New Delhi: The ban on four farm commodities -- chana, soya oil, potato and rubber -- is likely to cost the country’s commodity exchanges dearly with those focused on agri-related products expected to see their turnover slumping by upto 60 per cent, bourse officials and market experts said.
On a daily basis, about Rs 300-400 crore of business would be affected on NCDEX and NMCE alone, the two largest exchanges for trading of agri futures, the analysts said, adding that the ban would not only affect the turnover and volumes, but it would dampen the investors’ sentiments.

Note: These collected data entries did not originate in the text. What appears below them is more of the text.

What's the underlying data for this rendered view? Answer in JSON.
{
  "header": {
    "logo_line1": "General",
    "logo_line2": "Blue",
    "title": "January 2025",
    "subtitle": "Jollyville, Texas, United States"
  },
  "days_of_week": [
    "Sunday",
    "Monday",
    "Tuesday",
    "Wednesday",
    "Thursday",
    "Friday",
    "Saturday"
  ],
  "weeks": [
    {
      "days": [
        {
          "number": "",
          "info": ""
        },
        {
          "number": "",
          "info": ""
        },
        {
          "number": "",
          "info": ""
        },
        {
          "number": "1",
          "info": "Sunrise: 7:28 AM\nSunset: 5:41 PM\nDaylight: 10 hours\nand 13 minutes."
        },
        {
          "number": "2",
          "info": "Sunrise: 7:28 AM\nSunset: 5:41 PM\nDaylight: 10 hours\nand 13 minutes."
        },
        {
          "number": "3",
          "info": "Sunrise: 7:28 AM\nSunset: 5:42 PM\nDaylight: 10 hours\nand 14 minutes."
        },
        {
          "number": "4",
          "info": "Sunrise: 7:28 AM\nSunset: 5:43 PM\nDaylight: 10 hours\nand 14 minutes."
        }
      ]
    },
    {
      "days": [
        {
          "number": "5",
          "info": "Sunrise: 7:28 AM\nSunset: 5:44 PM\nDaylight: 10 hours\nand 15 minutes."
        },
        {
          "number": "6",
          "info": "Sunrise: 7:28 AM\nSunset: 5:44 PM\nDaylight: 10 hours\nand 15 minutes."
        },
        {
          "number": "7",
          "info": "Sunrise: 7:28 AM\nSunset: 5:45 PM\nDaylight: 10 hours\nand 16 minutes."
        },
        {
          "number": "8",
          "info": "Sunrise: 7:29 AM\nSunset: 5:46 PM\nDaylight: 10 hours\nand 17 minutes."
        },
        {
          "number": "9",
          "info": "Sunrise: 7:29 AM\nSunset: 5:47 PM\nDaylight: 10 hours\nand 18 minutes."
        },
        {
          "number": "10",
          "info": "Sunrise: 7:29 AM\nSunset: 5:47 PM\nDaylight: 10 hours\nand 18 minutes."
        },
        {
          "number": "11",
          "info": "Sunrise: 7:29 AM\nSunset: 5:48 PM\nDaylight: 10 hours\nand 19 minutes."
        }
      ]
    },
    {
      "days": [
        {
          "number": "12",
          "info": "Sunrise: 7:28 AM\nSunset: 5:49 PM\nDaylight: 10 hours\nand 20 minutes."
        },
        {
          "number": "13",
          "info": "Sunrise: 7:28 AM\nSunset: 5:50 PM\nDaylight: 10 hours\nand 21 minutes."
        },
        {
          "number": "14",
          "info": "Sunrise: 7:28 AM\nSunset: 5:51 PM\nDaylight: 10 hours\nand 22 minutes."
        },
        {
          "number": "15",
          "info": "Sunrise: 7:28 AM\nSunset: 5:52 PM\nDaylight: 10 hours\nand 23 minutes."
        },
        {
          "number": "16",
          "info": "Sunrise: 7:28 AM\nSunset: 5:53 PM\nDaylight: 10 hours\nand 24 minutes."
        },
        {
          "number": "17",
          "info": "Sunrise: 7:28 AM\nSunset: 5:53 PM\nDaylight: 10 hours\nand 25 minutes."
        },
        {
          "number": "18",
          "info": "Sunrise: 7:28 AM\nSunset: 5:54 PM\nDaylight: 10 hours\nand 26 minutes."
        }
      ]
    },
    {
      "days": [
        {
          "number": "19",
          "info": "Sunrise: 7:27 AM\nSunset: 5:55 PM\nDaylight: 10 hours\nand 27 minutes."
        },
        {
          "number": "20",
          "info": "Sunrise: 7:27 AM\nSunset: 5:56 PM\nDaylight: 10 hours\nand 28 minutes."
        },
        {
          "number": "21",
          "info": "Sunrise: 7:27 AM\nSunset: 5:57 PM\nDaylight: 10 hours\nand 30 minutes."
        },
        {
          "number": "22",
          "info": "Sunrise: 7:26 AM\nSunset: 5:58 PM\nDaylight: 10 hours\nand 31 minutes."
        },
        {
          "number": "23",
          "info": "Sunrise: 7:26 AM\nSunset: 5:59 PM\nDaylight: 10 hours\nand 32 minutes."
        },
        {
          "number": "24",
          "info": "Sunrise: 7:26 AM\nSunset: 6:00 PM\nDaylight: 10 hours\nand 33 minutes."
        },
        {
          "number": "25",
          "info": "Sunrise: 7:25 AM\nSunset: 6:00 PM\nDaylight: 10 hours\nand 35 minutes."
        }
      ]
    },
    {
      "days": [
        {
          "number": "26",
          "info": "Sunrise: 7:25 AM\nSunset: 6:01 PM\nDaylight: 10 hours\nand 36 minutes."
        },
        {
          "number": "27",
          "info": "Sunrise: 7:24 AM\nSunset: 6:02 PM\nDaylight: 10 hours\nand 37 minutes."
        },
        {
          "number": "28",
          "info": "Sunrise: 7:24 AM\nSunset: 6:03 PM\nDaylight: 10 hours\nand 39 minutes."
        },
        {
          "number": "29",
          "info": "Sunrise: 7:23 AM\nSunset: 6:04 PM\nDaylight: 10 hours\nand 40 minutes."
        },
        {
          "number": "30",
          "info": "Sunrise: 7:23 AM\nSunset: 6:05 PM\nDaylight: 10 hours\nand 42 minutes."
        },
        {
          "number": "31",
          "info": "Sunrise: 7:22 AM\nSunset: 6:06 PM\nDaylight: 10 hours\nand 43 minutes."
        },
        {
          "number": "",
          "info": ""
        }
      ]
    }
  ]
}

The ban on four commodities, announced late last night, could further dampen the growth prospects of the commodity business, which was already reeling under the impact of similar bans announced last year on wheat, rice and some pulses. The Budget proposal to introduce commodity transaction tax (CTT) has already hit the volumes, the analysts said.
“Of four banned items, chana, soya oil and potato are largely traded on NCDEX. This may bring down its turnover by 60 per cent. Rubber is traded on NMCE and its business would be affected by 30 per cent,” Forward Markets Commission (FMC) Chairman B C Khatua told PTI.
National Commodity and Derivative Exchange (NCDEX) Chief Executive Officer Ram Seshan vetted the impact of ban and said, “The business loss due to ban would not be more than 20 per cent on our bourse”.
The suspension of three highly traded items has put NCDEX under immense pressure which is fighting hard to improve its business on exchange.
“Any negative development will of course have adverse impact on the business. Volumes would obviously slip when some items are suspended from trading. However, the step taken by the government is incorrect,” Multi Commodity Exchange Managing Director Joseph Massey said.